9. Be bad at some things, and just own it

Let. Go. Of. Perfectionism.

It is about time we acknowledge there are some things that you, your organization, and your community just suck at. Own that shit. Don’t pretend it doesn’t exist. Don’t think that working harder is going to be the answer to sucking, because that could just mean more effort put into sucking larger.

Imagine the community or organization that had the chutzpah to say, “Hey, we really stink at figuring out day services, so we are going to stop working on that right now and put that energy into being better at Rapid ReHousing because we seem to be doing some decent work there and could get even better at it.”

At the personal level, delegate to the strengths of others. Publicly own that some elements of ending homelessness are not your strength. Ask for help. Don’t be ashamed that you are not amazing at everything. Nobody is.

At the organization level, if there is another organization that gets results better than yours over and over again, despite your program improvement efforts, then let go. It may be better that the other organization does more of that type of work with better results than you just getting your piece of the pie but sucking at it.

 

10. Take walks of gratitude

The heaviest thing to lift is your own spirits when they are down. This work is hard. You are bound to be rattled and pulled down from time to time. In most of our work lately we have struggled to find an intentional process of finding joy in the work and being grateful for what is working well.

We recommend the 10 minute daily walk of gratitude. Every afternoon take 10 minutes to go for a walk and just focus on that which you are grateful for in your community’s or organization’s work to end homelessness. The hard work becomes easier if you take time out of every single day to find something to be grateful for in the work. It will also make the down times less frequent, and the Herculean task of lifting your own spirits will be more rare.

 

11. Expectations influence experiences

You have heard of self-fulfilling prophecy, and this is really what the focus is here. Too many organizations and communities lately fail to realize that they expectations influence the experience – or another way of looking at it, attitude influences outputs and outcomes. Think your Coordinated Entry system is going to be messy out the gate? It will be. Think your PIT Count is getting stale without enthusiastic volunteers, then that is what you are going to get.
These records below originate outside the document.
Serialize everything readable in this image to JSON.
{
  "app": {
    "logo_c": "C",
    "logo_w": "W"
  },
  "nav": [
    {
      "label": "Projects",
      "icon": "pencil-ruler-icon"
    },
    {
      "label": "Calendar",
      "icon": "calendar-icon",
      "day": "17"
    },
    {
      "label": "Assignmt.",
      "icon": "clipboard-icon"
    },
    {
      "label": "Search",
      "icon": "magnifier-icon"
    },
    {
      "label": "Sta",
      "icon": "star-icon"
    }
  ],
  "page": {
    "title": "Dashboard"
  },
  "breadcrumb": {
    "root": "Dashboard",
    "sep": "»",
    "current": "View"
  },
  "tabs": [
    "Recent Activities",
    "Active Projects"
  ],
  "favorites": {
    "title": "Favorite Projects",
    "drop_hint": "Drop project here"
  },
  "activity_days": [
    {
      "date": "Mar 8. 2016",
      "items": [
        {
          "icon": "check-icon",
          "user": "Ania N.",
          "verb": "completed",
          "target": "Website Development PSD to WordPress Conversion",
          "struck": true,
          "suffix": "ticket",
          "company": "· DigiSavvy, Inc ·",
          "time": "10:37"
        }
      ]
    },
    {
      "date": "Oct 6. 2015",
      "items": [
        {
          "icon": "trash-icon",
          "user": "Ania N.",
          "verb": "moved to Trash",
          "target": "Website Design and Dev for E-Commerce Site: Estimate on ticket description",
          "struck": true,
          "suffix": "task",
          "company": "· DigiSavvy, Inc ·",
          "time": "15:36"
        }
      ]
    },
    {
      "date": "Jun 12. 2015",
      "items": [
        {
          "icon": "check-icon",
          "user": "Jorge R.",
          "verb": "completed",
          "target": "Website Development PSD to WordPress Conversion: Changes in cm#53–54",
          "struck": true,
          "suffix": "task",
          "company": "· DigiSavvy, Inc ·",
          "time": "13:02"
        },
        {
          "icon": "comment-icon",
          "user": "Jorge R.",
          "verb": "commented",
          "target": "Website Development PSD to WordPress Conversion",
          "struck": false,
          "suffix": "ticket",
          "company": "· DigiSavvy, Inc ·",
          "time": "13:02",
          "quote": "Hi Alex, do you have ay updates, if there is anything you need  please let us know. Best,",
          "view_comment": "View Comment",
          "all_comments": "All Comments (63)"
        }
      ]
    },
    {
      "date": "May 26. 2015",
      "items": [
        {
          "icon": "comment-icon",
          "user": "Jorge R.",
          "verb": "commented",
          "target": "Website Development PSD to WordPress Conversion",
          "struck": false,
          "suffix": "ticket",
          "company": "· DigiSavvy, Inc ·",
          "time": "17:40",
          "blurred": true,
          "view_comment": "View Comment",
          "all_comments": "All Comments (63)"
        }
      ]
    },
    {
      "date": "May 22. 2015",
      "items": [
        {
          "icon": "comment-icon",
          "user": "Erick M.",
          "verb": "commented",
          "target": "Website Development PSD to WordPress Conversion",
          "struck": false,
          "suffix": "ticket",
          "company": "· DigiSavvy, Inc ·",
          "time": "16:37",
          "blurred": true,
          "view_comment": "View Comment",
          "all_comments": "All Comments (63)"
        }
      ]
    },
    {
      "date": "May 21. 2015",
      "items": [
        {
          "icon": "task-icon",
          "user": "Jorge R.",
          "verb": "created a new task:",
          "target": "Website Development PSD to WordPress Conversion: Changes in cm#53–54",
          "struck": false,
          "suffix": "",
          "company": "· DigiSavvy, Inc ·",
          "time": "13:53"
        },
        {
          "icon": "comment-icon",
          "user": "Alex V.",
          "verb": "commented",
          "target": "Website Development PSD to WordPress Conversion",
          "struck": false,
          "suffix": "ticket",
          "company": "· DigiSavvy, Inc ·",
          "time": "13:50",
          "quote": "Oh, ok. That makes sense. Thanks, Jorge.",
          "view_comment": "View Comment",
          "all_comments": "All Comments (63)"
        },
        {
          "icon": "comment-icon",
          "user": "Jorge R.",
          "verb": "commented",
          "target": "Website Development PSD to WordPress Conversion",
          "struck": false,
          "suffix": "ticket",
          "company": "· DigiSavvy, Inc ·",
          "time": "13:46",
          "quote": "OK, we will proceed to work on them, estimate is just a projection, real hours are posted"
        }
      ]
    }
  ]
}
It is said that systems are perfectly designed to get the outcomes they get. I believe the same can be said for the emotional experience of our work. The lower your expectations, the worse the experience. When lives are on the line in our work it seems incredibly selfish to lower expectations.

 

12. Don’t fear a different, outsider perspective

Of course you don’t know the answers to all of your organization’s or community’s problems. Heck, you probably don’t even know the questions you would need to ask yourself to even think about the problems you have differently. You and your colleagues may have spent hours upon hours in meeting after meeting; established subcommittee after subcommittee. But if you don’t have fresh thinking or an alternate perspective that comes from having a different, outsider perspective engage with you, you will be at a loss to see all that you need to see, to know all you need to know, to think all you need to think – and fail in some instances to isolate a number of possible solutions to what confronts you. Let go of isolationism. Find that local person that doesn’t know your business well to ask the questions or engage in problems differently – the local outsider. Or bring in someone from a different community to help you gain a different perspective on the problems you have been unable to solve.